Совершенно бессознательно в моих литературных штудиях той поры отражались смягченные теплой и принимающей атмосферой родительской семьи, но витавшие в воздухе и характерные для периода Великой депрессии мятежные веяния пролетарской прозы. Но в то же время я испытывал гораздо большее стремление к ассимиляции основных тенденций социальной жизни, преобладавших в Америке, чем к отчуждению от них. В те годы в душе я прежде всего ощущал неутомимую любознательность, нетерпение перед Временем и тревожное желание разобраться в устоях американской жизни, чтобы выбрать, каким из них я готов следовать. Чего не было в моей собственной жизни, так это ужаса, нищеты, насилия и иных трагедий, ни в коем случае не являющихся желательными, но которые, по мнению ряда людей, пробуждают в человеке силы, способствующие созреванию, интеграции и постижению своего Я, независимости и росту личности. Но я, безусловно, предпочел бы читать об Эрнесте Понтифексе из романа Сзмюэла Батлера «Путь всякой плоти» (1903) или о Стивене Дедалусе из «Портрета художника в юности» Джеймса Джойса (1916/1964), чем на деле разделить их судьбы.
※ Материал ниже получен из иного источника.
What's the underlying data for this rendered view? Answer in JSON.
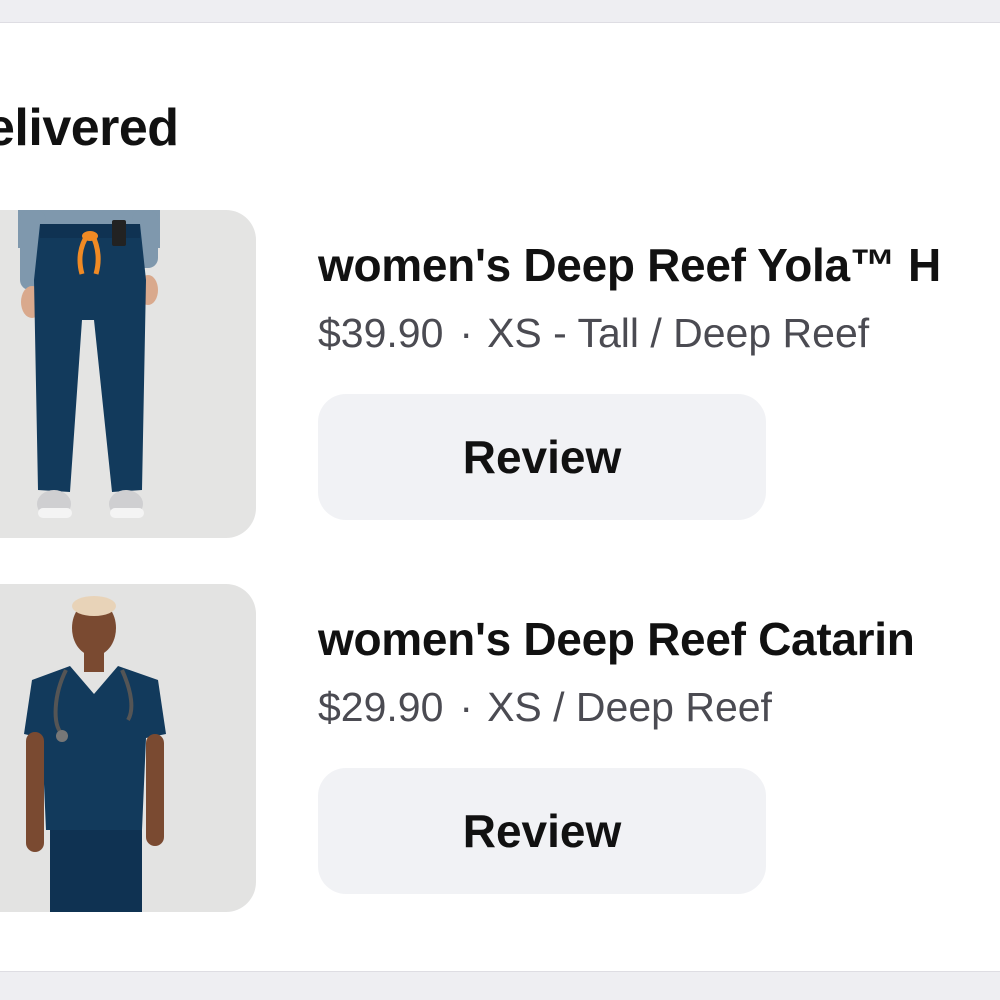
{
  "section": {
    "title": "elivered"
  },
  "orders": [
    {
      "name": "women's Deep Reef Yola™ H",
      "price": "$39.90",
      "separator": "·",
      "variant": "XS - Tall / Deep Reef",
      "action_label": "Review"
    },
    {
      "name": "women's Deep Reef Catarin",
      "price": "$29.90",
      "separator": "·",
      "variant": "XS / Deep Reef",
      "action_label": "Review"
    }
  ],
  "colors": {
    "page_background": "#eeeef2",
    "card_background": "#ffffff",
    "button_background": "#f1f2f5",
    "meta_text": "#4b4b52",
    "product_navy": "#123a5c"
  }
}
У меня существует особое отношение к Джеймсу Джойсу и его alter ego — Стивену Дедалусу. «Портрет художника в юности» произвел на меня неизгладимое впечатление. Написанный в раннем, открытом пониманию и совершенно доступном стиле роман Джойса раскрывает главные дилеммы его жизни совершенно незабываемым образом: быть благополучным священником или художником-изгоем; предпочесть безопасность или свободу; жить дома или в изгнании; принадлежать Другому или Себе. Никогда до этого мне не приходилось читать об основных вариантах жизненного выбора, к тому же изложенных таким проникновенным и волнующим образом. Книга Джойса была живой, она говорила со мной о том, что мне на самом деле хотелось пережить.
Если я и порицаю в чем-то своих родителей, то лишь в том, что они создали для меня счастливое и наполненное теплом домашнего очага окружение. Они не обеспечили меня ничем, против чего можно было бы восставать. В нашей семье не приветствовался однобокий догматизм; мы во всем придерживались золотой середины. И хотя временами я отчаянно пестовал в себе страсть к мятежу, родители не снабдили меня четкой мишенью, — в лице самих себя, либо чего-то указанного извне, — против чего стоило бунтовать.
Я всегда жил в безопасности, в самой что ни на есть середине. Даже моей глубокой влюбленности — наиболее волнующему событию в жизни — недоставало качества интенсивной опасности; вместо этого в ней царил традиционный романтический дух: в военное время молодой офицер пленяет прекрасную невесту.
Моя оппозиционность в жизни проявлялась разве что в критических высказываниях в адрес моей семьи, религии, работы, профессии, университета, но я никогда не был настолько независимым, чтобы заявить (подобно Джойсу): «Non serviam»7. Конечно, мне хотелось обладать большей независимостью, но при этом я не стремился — очевидно, просто не видел необходимости — жить отдельно от других, а тем более, отправиться в географическое или интеллектуальное изгнание.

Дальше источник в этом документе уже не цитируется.